L'Hôtel du Libre-Échange
« Vous savez », disait récemment une dame cultivée qui s'y connaît en matière de théâtre, « ce Feydeau me déprime tellement parce que chez lui il n'y a aucun espoir ». L'aveu est étonnant. Mais sous un certain angle la dame n'a pas tort. On cherchera en vain dans la mécanique implacable des pièces de Feydeau le moindre levier pour améliorer l'état moral de notre monde.
La vie bourgeoise à la fin du XIXe siècle fut, sous plus d'un aspect, très différente de la nôtre.
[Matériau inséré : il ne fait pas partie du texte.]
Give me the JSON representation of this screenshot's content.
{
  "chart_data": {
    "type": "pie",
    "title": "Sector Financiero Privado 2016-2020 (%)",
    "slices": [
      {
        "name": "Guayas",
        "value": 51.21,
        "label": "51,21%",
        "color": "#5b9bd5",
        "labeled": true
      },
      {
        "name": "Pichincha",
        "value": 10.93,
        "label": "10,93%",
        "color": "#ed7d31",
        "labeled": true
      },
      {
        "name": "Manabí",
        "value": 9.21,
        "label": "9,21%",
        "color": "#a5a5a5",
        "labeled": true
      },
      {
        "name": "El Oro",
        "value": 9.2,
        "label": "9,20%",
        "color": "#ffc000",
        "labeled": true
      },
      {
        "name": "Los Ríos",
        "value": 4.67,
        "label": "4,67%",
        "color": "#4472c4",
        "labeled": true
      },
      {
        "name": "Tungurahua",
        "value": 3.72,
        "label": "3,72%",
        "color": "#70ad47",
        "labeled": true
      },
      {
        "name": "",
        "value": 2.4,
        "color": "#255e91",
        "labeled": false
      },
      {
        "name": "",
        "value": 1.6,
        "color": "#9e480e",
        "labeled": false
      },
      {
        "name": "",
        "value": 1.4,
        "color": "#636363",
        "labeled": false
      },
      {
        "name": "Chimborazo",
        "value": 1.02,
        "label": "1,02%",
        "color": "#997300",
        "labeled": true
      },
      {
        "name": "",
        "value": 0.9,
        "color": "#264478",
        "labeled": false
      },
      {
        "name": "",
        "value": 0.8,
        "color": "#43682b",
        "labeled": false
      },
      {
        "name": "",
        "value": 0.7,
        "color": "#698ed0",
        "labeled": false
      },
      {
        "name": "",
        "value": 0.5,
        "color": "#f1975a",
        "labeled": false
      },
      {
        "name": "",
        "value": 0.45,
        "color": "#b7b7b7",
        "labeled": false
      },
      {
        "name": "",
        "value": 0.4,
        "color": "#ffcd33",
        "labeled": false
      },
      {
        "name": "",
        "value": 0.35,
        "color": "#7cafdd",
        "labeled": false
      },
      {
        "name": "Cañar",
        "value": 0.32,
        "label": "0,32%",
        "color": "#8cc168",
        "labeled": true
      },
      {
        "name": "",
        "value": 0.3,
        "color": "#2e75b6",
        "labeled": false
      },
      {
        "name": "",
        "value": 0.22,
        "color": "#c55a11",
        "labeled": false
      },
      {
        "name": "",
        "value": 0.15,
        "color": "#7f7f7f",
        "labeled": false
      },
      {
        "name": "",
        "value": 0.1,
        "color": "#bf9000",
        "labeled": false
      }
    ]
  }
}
Or, les masques que ses personnages portent et qui tombent au fur et à mesure de la pièce sont les mêmes qu'aujourd'hui. Certes, ils n'ont plus la même forme, et ceux et celles qui les portent s'habillent différemment. Mais cela ne change rien à l'affaire. Les bigoteries sont les mêmes et sans trop risquer de se tromper on peut supposer que cela restera ainsi.
Donc, un auteur déprimant ? Loin s'en faut. Pour tous ceux et celles qui aspirent à un peu d'air dans le moisi ambiant, sa sincérité est libératrice. Car le médicament qu'il prescrit est la vérité comprimée. C'est le contraste entre la réalité mensongère de ses personnages et la vérité qui provoque le rire. Et le rire a le même droit à l'existence que les pleurs. Surtout au théâtre.